Why a key-generation flaw is so dangerous

Most DeFi exploits attack a smart contract. This one attacked something underneath it. A crypto wallet's entire security rests on the private key being generated from genuinely unpredictable randomness, so that no one can guess or reproduce it. According to SecondFi and SlowMist, the platform's native Cardano web wallet-generation software used randomness that was predictable, which means the keys it produced were too. If an attacker can model how keys were generated, every wallet made with that software is exposed at once, with no phishing or contract trick required. SecondFi said the issue was confined to its native Cardano web wallet generation. This explanation is the cause stated by the project and SlowMist and is still pending an independent audit.

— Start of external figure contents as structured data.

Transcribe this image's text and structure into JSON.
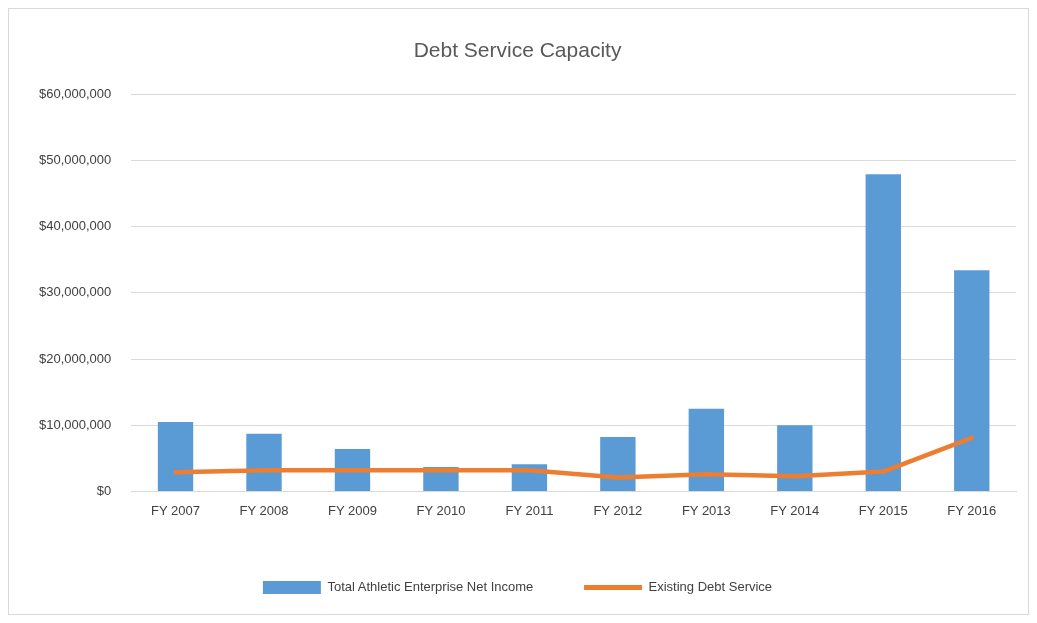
{
  "chart_data": {
    "type": "bar",
    "title": "Debt Service Capacity",
    "categories": [
      "FY 2007",
      "FY 2008",
      "FY 2009",
      "FY 2010",
      "FY 2011",
      "FY 2012",
      "FY 2013",
      "FY 2014",
      "FY 2015",
      "FY 2016"
    ],
    "series": [
      {
        "name": "Total Athletic Enterprise Net Income",
        "color": "#5b9bd5",
        "values": [
          10500000,
          8700000,
          6400000,
          3700000,
          4100000,
          8200000,
          12500000,
          10000000,
          47900000,
          33400000
        ]
      },
      {
        "name": "Existing Debt Service",
        "type": "line",
        "color": "#ed7d31",
        "values": [
          2900000,
          3200000,
          3200000,
          3200000,
          3200000,
          2100000,
          2600000,
          2300000,
          3000000,
          8100000
        ]
      }
    ],
    "ylim": [
      0,
      60000000
    ],
    "yticks": [
      {
        "value": 0,
        "label": "$0"
      },
      {
        "value": 10000000,
        "label": "$10,000,000"
      },
      {
        "value": 20000000,
        "label": "$20,000,000"
      },
      {
        "value": 30000000,
        "label": "$30,000,000"
      },
      {
        "value": 40000000,
        "label": "$40,000,000"
      },
      {
        "value": 50000000,
        "label": "$50,000,000"
      },
      {
        "value": 60000000,
        "label": "$60,000,000"
      }
    ],
    "grid": "y",
    "legend": "bottom",
    "marker": "none",
    "line_style": "solid"
  }
}
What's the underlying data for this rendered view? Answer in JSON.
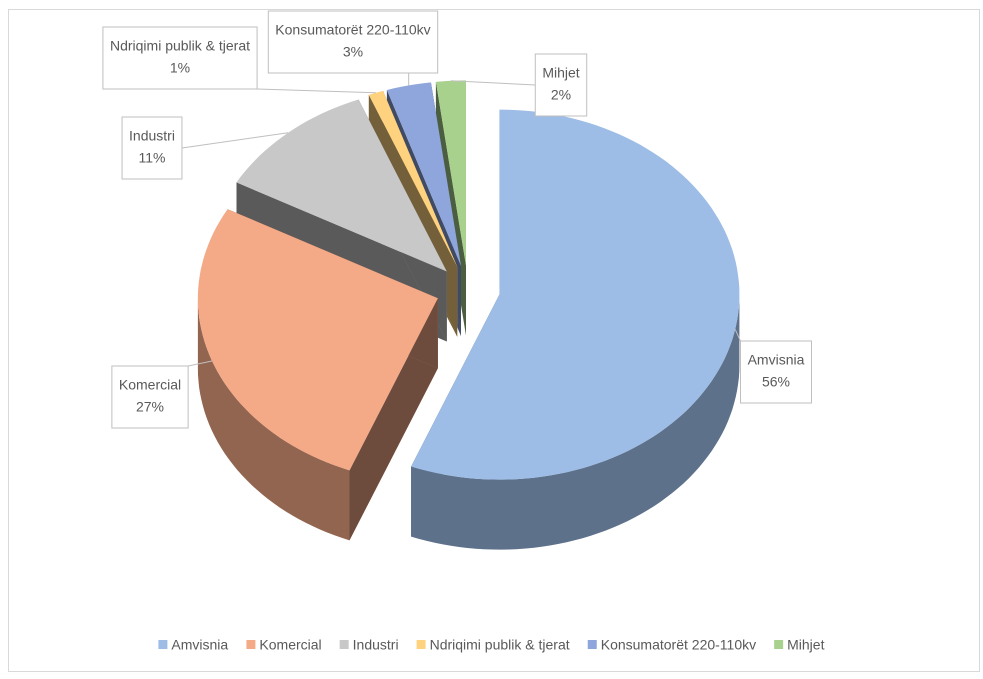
{
  "chart_data": {
    "type": "pie",
    "categories": [
      "Amvisnia",
      "Komercial",
      "Industri",
      "Ndriqimi publik & tjerat",
      "Konsumatorët 220-110kv",
      "Mihjet"
    ],
    "values": [
      56,
      27,
      11,
      1,
      3,
      2
    ],
    "value_labels": [
      "56%",
      "27%",
      "11%",
      "1%",
      "3%",
      "2%"
    ],
    "colors": [
      "#9dbde6",
      "#f4a987",
      "#c8c8c8",
      "#ffd27f",
      "#8fa6dc",
      "#a9d18e"
    ],
    "legend": "bottom"
  }
}
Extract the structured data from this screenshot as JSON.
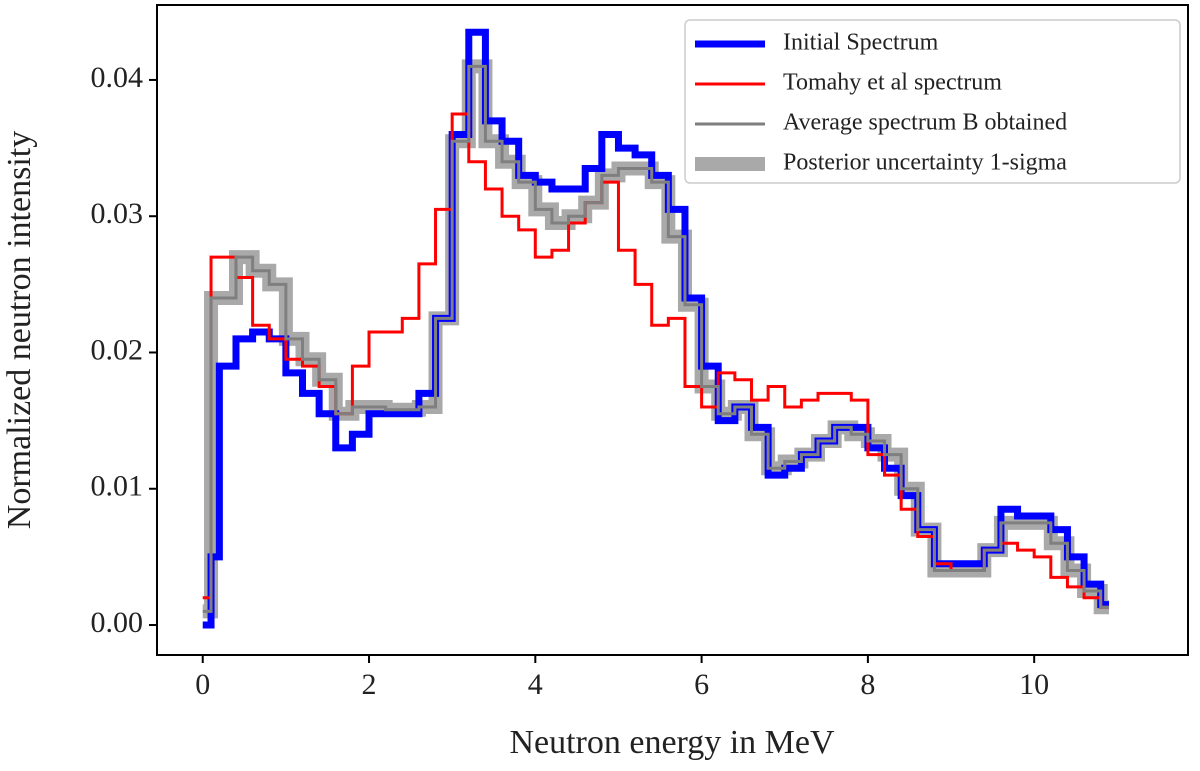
{
  "chart_data": {
    "type": "step",
    "xlabel": "Neutron energy in MeV",
    "ylabel": "Normalized neutron intensity",
    "x": [
      0,
      0.1,
      0.2,
      0.4,
      0.6,
      0.8,
      1.0,
      1.2,
      1.4,
      1.6,
      1.8,
      2.0,
      2.2,
      2.4,
      2.6,
      2.8,
      3.0,
      3.2,
      3.4,
      3.6,
      3.8,
      4.0,
      4.2,
      4.4,
      4.6,
      4.8,
      5.0,
      5.2,
      5.4,
      5.6,
      5.8,
      6.0,
      6.2,
      6.4,
      6.6,
      6.8,
      7.0,
      7.2,
      7.4,
      7.6,
      7.8,
      8.0,
      8.2,
      8.4,
      8.6,
      8.8,
      9.0,
      9.2,
      9.4,
      9.6,
      9.8,
      10.0,
      10.2,
      10.4,
      10.6,
      10.8,
      10.9
    ],
    "series": [
      {
        "name": "Posterior uncertainty 1-sigma",
        "color": "#a9a9a9",
        "width": 14,
        "values": [
          0.001,
          0.024,
          0.024,
          0.027,
          0.026,
          0.025,
          0.021,
          0.0195,
          0.018,
          0.0155,
          0.016,
          0.016,
          0.0158,
          0.0158,
          0.016,
          0.0225,
          0.0355,
          0.041,
          0.0355,
          0.034,
          0.0325,
          0.0305,
          0.0295,
          0.03,
          0.031,
          0.033,
          0.0335,
          0.0335,
          0.0325,
          0.0285,
          0.0235,
          0.0175,
          0.0155,
          0.016,
          0.014,
          0.0115,
          0.012,
          0.0125,
          0.0135,
          0.0145,
          0.014,
          0.0135,
          0.0125,
          0.01,
          0.007,
          0.004,
          0.004,
          0.004,
          0.0055,
          0.0075,
          0.0075,
          0.0075,
          0.006,
          0.004,
          0.0025,
          0.0013,
          0.0013
        ]
      },
      {
        "name": "Initial Spectrum",
        "color": "#0000ff",
        "width": 7,
        "values": [
          0,
          0.005,
          0.019,
          0.021,
          0.0215,
          0.021,
          0.0185,
          0.017,
          0.0155,
          0.013,
          0.014,
          0.0155,
          0.0155,
          0.0155,
          0.017,
          0.0225,
          0.036,
          0.0435,
          0.037,
          0.0355,
          0.033,
          0.0325,
          0.032,
          0.032,
          0.0335,
          0.036,
          0.035,
          0.0345,
          0.033,
          0.0305,
          0.024,
          0.019,
          0.015,
          0.016,
          0.0145,
          0.011,
          0.0115,
          0.0125,
          0.0135,
          0.0145,
          0.0145,
          0.013,
          0.0115,
          0.0095,
          0.007,
          0.0045,
          0.0045,
          0.0045,
          0.0055,
          0.0085,
          0.008,
          0.008,
          0.007,
          0.005,
          0.003,
          0.0015,
          0.0015
        ]
      },
      {
        "name": "Tomahy et al spectrum",
        "color": "#ff0000",
        "width": 3,
        "values": [
          0.002,
          0.027,
          0.027,
          0.0255,
          0.022,
          0.021,
          0.0195,
          0.019,
          0.0175,
          0.0155,
          0.019,
          0.0215,
          0.0215,
          0.0225,
          0.0265,
          0.0305,
          0.0375,
          0.034,
          0.032,
          0.03,
          0.029,
          0.027,
          0.0275,
          0.0295,
          0.031,
          0.0325,
          0.0275,
          0.025,
          0.022,
          0.0225,
          0.0175,
          0.016,
          0.0185,
          0.018,
          0.0165,
          0.0175,
          0.016,
          0.0165,
          0.017,
          0.017,
          0.0165,
          0.0125,
          0.011,
          0.0085,
          0.0065,
          0.0045,
          0.004,
          0.004,
          0.0055,
          0.006,
          0.0055,
          0.005,
          0.0035,
          0.0028,
          0.002,
          0.0013,
          0.0013
        ]
      },
      {
        "name": "Average spectrum B obtained",
        "color": "#7f7f7f",
        "width": 3,
        "values": [
          0.001,
          0.024,
          0.024,
          0.027,
          0.026,
          0.025,
          0.021,
          0.0195,
          0.018,
          0.0155,
          0.016,
          0.016,
          0.0158,
          0.0158,
          0.016,
          0.0225,
          0.0355,
          0.041,
          0.0355,
          0.034,
          0.0325,
          0.0305,
          0.0295,
          0.03,
          0.031,
          0.033,
          0.0335,
          0.0335,
          0.0325,
          0.0285,
          0.0235,
          0.0175,
          0.0155,
          0.016,
          0.014,
          0.0115,
          0.012,
          0.0125,
          0.0135,
          0.0145,
          0.014,
          0.0135,
          0.0125,
          0.01,
          0.007,
          0.004,
          0.004,
          0.004,
          0.0055,
          0.0075,
          0.0075,
          0.0075,
          0.006,
          0.004,
          0.0025,
          0.0013,
          0.0013
        ]
      }
    ],
    "legend_order": [
      1,
      2,
      3,
      0
    ],
    "legend": "upper right",
    "xlim": [
      -0.55,
      11.85
    ],
    "ylim": [
      -0.0022,
      0.0455
    ],
    "xticks": [
      0,
      2,
      4,
      6,
      8,
      10
    ],
    "yticks": [
      {
        "value": 0,
        "label": "0.00"
      },
      {
        "value": 0.01,
        "label": "0.01"
      },
      {
        "value": 0.02,
        "label": "0.02"
      },
      {
        "value": 0.03,
        "label": "0.03"
      },
      {
        "value": 0.04,
        "label": "0.04"
      }
    ]
  }
}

This is the defining DeFi attack pattern of 2026

The SecondFi incident is a textbook example of where DeFi losses are actually coming from this year. Across 2026, stolen keys, credential theft, and access compromise have overtaken smart contract bugs as the dominant cause of DeFi losses, with several trackers attributing a large majority of stolen value to that category rather than to flawed code. We have covered the scale of this in our roundup of 2026's largest DeFi hacks, where the biggest incidents came from compromised infrastructure rather than buggy contracts. A weak random number generator sitting under a wallet is the same lesson in a different place: the code that holds your keys matters as much as the contracts you interact with.

It also lands on a small stage. Cardano's DeFi sector is modest, with total value locked in the rough range of 130 to 142 million dollars in 2026 by DeFiLlama-derived data, which places it well outside the top 20 chains. By our own back-of-envelope math against that range, even the confirmed 2.4 million dollar loss is a meaningful slice of Cardano DeFi, and a 20 million dollar worst case would be a large share of it, while the same amount would barely register against Ethereum's tens of billions.

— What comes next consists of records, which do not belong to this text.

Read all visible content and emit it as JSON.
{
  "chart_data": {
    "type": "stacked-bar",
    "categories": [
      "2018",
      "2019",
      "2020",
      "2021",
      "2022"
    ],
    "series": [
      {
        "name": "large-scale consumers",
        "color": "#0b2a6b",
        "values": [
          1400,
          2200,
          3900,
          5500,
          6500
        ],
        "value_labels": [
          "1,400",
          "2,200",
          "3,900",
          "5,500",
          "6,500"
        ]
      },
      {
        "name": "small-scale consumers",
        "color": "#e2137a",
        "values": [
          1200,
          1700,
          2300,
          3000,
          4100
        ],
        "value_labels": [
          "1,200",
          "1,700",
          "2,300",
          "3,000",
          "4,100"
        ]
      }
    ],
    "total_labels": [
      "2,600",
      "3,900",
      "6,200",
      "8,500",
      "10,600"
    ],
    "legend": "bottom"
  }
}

What affected users should do

If you created a Cardano wallet through SecondFi or the older Yoroi web flow, the safe assumption is that the wallet may be compromised, regardless of whether it has been touched yet. Follow SecondFi's official guidance, generate a brand new wallet using trusted, well-audited software, and move any remaining funds to it as soon as possible. Do not import the old recovery phrase into the new wallet, since the weakness is in how that phrase was created. Be wary of anyone offering a recovery or refund tool, because fake helpers routinely follow incidents like this. Our guide on the immediate steps to take when a wallet is compromised walks through the process, and before moving into any new token you can sanity check its contract with the DEXTools Token Safety Checker. This article is information only and is not financial advice.